Advice to Software Sales Managers from the CEO of SAP America

By Geoffrey James

Bill McDermott, CEO of SAP America, recently shared his experience as a top sales manager at the Selling Power Sales Leadership Conference in San Francisco. Here’s some of what he had to say:

"Sales managers should be intolerant when it comes to sales reps who can’t perform. If a rep doesn’t figure out how to sell a product or service in 12 months, that rep is never going to figure it out. It’s a mistake to try to get people to become sales professionals when they’re not cut out for this kind of work.

"Sales managers make a big mistake when they push sales professionals to perform non-sales functions. Most sales reps aren’t ever going to be great mathematicians or great proposal writers. You should build an infrastructure around them so that they don’t have to do things that other people can do better.

"Thinking globally and acting locally is a foolish strategy. In the software business, you need to think globally and act globally. Everyone wants to grow so in this business you need to speak to the CEO’s vision for growth. Remember, though, if the CFO or CIO can’t meet the vision because of an outdated legacy system, the company gets stuck in quicksand and can’t grow. So the software must ultimately close the execution gap between the CEO’s vision and the CIO’s ability to deliver.

"You can’t succeed in this business without listening to customers.
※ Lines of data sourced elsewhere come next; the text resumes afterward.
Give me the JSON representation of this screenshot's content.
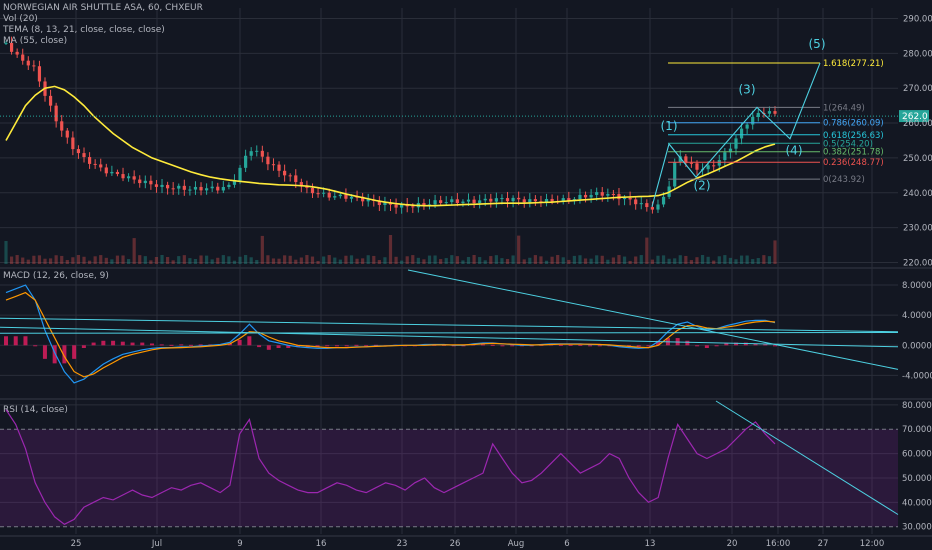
{
  "header": {
    "title_line": "NORWEGIAN AIR SHUTTLE ASA, 60, CHXEUR",
    "indicators": [
      "Vol (20)",
      "TEMA (8, 13, 21, close, close, close)",
      "MA (55, close)"
    ]
  },
  "macd_label": "MACD (12, 26, close, 9)",
  "rsi_label": "RSI (14, close)",
  "colors": {
    "background": "#131722",
    "up": "#26a69a",
    "down": "#ef5350",
    "ma": "#ffeb3b",
    "fib_1618": "#ffeb3b",
    "cyan": "#4dd0e1",
    "rsi": "#9c27b0",
    "grid": "#2a2e39",
    "axis_text": "#b2b5be"
  },
  "chart_data": [
    {
      "type": "candlestick",
      "y_ticks": [
        290,
        280,
        270,
        260,
        250,
        240,
        230,
        220
      ],
      "ylim": [
        219,
        293
      ],
      "x_ticks": [
        "25",
        "Jul",
        "9",
        "16",
        "23",
        "26",
        "Aug",
        "6",
        "13",
        "20",
        "16:00",
        "27",
        "12:00"
      ],
      "last_price_label": "262.0",
      "fib_levels": [
        {
          "label": "1.618(277.21)",
          "value": 277.21,
          "color": "#ffeb3b"
        },
        {
          "label": "1(264.49)",
          "value": 264.49,
          "color": "#787b86"
        },
        {
          "label": "0.786(260.09)",
          "value": 260.09,
          "color": "#42a5f5"
        },
        {
          "label": "0.618(256.63)",
          "value": 256.63,
          "color": "#26c6da"
        },
        {
          "label": "0.5(254.20)",
          "value": 254.2,
          "color": "#26a69a"
        },
        {
          "label": "0.382(251.78)",
          "value": 251.78,
          "color": "#66bb6a"
        },
        {
          "label": "0.236(248.77)",
          "value": 248.77,
          "color": "#ef5350"
        },
        {
          "label": "0(243.92)",
          "value": 243.92,
          "color": "#787b86"
        }
      ],
      "wave_labels": [
        "(1)",
        "(2)",
        "(3)",
        "(4)",
        "(5)"
      ],
      "price_path": [
        283,
        279,
        277,
        275,
        268,
        262,
        257,
        253,
        250,
        248,
        246,
        245,
        244.5,
        244,
        243.5,
        243,
        242,
        241.5,
        241,
        240.5,
        240.8,
        241.2,
        241.5,
        242.5,
        247,
        253,
        251,
        248,
        246,
        244.5,
        243,
        241,
        240.5,
        239.5,
        239,
        238.5,
        238,
        237.5,
        237.2,
        237,
        236.8,
        236.6,
        236.5,
        236.5,
        236.8,
        237,
        237.3,
        237.6,
        238,
        238.3,
        238.5,
        238.2,
        237.8,
        237.4,
        237.2,
        237.5,
        238,
        238.3,
        238.6,
        239,
        239.2,
        239.3,
        239,
        238.5,
        238,
        237.5,
        236,
        236.5,
        241,
        251,
        248,
        246.5,
        247,
        249,
        252,
        256,
        260,
        262,
        263,
        262
      ],
      "ma_path": [
        255,
        260,
        265,
        268,
        270,
        270.5,
        269.5,
        267.5,
        265,
        262,
        259.5,
        257,
        255,
        253,
        251.5,
        250,
        249,
        248,
        247,
        246,
        245.2,
        244.5,
        244,
        243.6,
        243.3,
        243,
        242.7,
        242.5,
        242.3,
        242.2,
        242.1,
        241.9,
        241.5,
        241,
        240.3,
        239.6,
        239,
        238.4,
        237.8,
        237.3,
        236.9,
        236.6,
        236.4,
        236.3,
        236.3,
        236.4,
        236.5,
        236.6,
        236.7,
        236.8,
        236.9,
        237,
        237,
        237,
        237.1,
        237.2,
        237.3,
        237.5,
        237.7,
        237.9,
        238.1,
        238.3,
        238.5,
        238.7,
        238.8,
        238.9,
        239,
        239.2,
        240,
        241.5,
        243,
        244.2,
        245.3,
        246.5,
        247.8,
        249,
        250.5,
        252,
        253.2,
        254
      ]
    },
    {
      "type": "line",
      "name_label": "MACD (12, 26, close, 9)",
      "y_ticks": [
        "8.0000",
        "4.0000",
        "0.0000",
        "-4.0000"
      ],
      "ylim": [
        -7,
        10
      ],
      "macd_path": [
        7,
        7.5,
        8,
        6,
        2,
        -1,
        -3.5,
        -5,
        -4.5,
        -3.5,
        -2.5,
        -1.8,
        -1.2,
        -0.9,
        -0.6,
        -0.4,
        -0.3,
        -0.3,
        -0.2,
        -0.2,
        -0.1,
        0,
        0.1,
        0.4,
        1.5,
        2.8,
        1.5,
        0.6,
        0.3,
        0,
        -0.2,
        -0.3,
        -0.4,
        -0.4,
        -0.3,
        -0.3,
        -0.2,
        -0.2,
        -0.1,
        -0.1,
        0,
        0,
        0,
        0.1,
        0.1,
        0.1,
        0,
        0,
        0.2,
        0.3,
        0.3,
        0.2,
        0.1,
        0,
        0,
        0.1,
        0.2,
        0.2,
        0.2,
        0.2,
        0.1,
        0.1,
        0,
        -0.2,
        -0.3,
        -0.4,
        -0.3,
        0.5,
        1.8,
        2.8,
        3.1,
        2.5,
        2,
        2.2,
        2.6,
        2.9,
        3.2,
        3.3,
        3.3,
        3
      ],
      "signal_path": [
        6,
        6.5,
        7,
        6,
        3.5,
        1,
        -1.5,
        -3.5,
        -4.2,
        -3.8,
        -3,
        -2.3,
        -1.6,
        -1.2,
        -0.9,
        -0.6,
        -0.4,
        -0.35,
        -0.3,
        -0.25,
        -0.2,
        -0.1,
        0,
        0.2,
        0.9,
        1.8,
        1.7,
        1.1,
        0.6,
        0.3,
        0,
        -0.1,
        -0.2,
        -0.3,
        -0.3,
        -0.3,
        -0.25,
        -0.2,
        -0.15,
        -0.1,
        -0.05,
        0,
        0,
        0,
        0.05,
        0.05,
        0.05,
        0.05,
        0.1,
        0.2,
        0.25,
        0.2,
        0.15,
        0.1,
        0.05,
        0.05,
        0.1,
        0.15,
        0.15,
        0.15,
        0.15,
        0.1,
        0.05,
        -0.05,
        -0.15,
        -0.25,
        -0.3,
        0,
        1,
        2,
        2.6,
        2.6,
        2.3,
        2.2,
        2.4,
        2.6,
        2.9,
        3.1,
        3.2,
        3.1
      ]
    },
    {
      "type": "line",
      "name_label": "RSI (14, close)",
      "y_ticks": [
        "80.0000",
        "70.0000",
        "60.0000",
        "50.0000",
        "40.0000",
        "30.0000"
      ],
      "ylim": [
        27,
        82
      ],
      "band": [
        30,
        70
      ],
      "rsi_path": [
        78,
        72,
        62,
        48,
        40,
        34,
        31,
        33,
        38,
        40,
        42,
        41,
        43,
        45,
        43,
        42,
        44,
        46,
        45,
        47,
        48,
        46,
        44,
        47,
        68,
        74,
        58,
        52,
        49,
        47,
        45,
        44,
        44,
        46,
        48,
        47,
        45,
        44,
        46,
        48,
        47,
        45,
        48,
        50,
        46,
        44,
        46,
        48,
        50,
        52,
        64,
        58,
        52,
        48,
        49,
        52,
        56,
        60,
        56,
        52,
        54,
        56,
        60,
        58,
        50,
        44,
        40,
        42,
        58,
        72,
        66,
        60,
        58,
        60,
        62,
        66,
        70,
        73,
        68,
        64
      ]
    }
  ]
}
Not talking to them–listening to them. I learn something that makes me better and smarter every time I have a conversation with a customer.

"Sales reps that bring in major business deserve to make more money than sales management. The purpose of sales management is to enable the sales reps to succeed big. It’s primarily a service function. If you want high performance, you need to reward high performance.

"CIOs need technical architects that can build blueprints that make sense and will be usable going forward. Even great software sales reps can’t do this alone. Every account needs a relationship plan that’s part of a strategic account management process. The salesperson functions as the quarterback, coordinating the team on the field.

"Being a sales manager is difficult. You have to continually build the team, a process that is like a race with no finish line. You need to know the customer completely and understand the customer’s business. Finally, you have to always know what your numbers are. It’s not easy to constantly juggle personnel, customers, and results.

"Cultures make and break companies. Some companies are only motivated by fear and greed. In those cultures people make money but are seldom happy with their jobs. At the end of the day you need to be able to ask yourself — do I truly believe in my company or am I just a pawn in somebody else’s game? Am I really doing what I want to do? Ideally you want everyone thinking: what do we want to be like when we grow up?

"Being a sales manager means building new strategies all the time. When you’ve succeeded for six months, give all your secrets to your worst performer and send him to work for the competition, because that’s the old strategy that won’t work any more."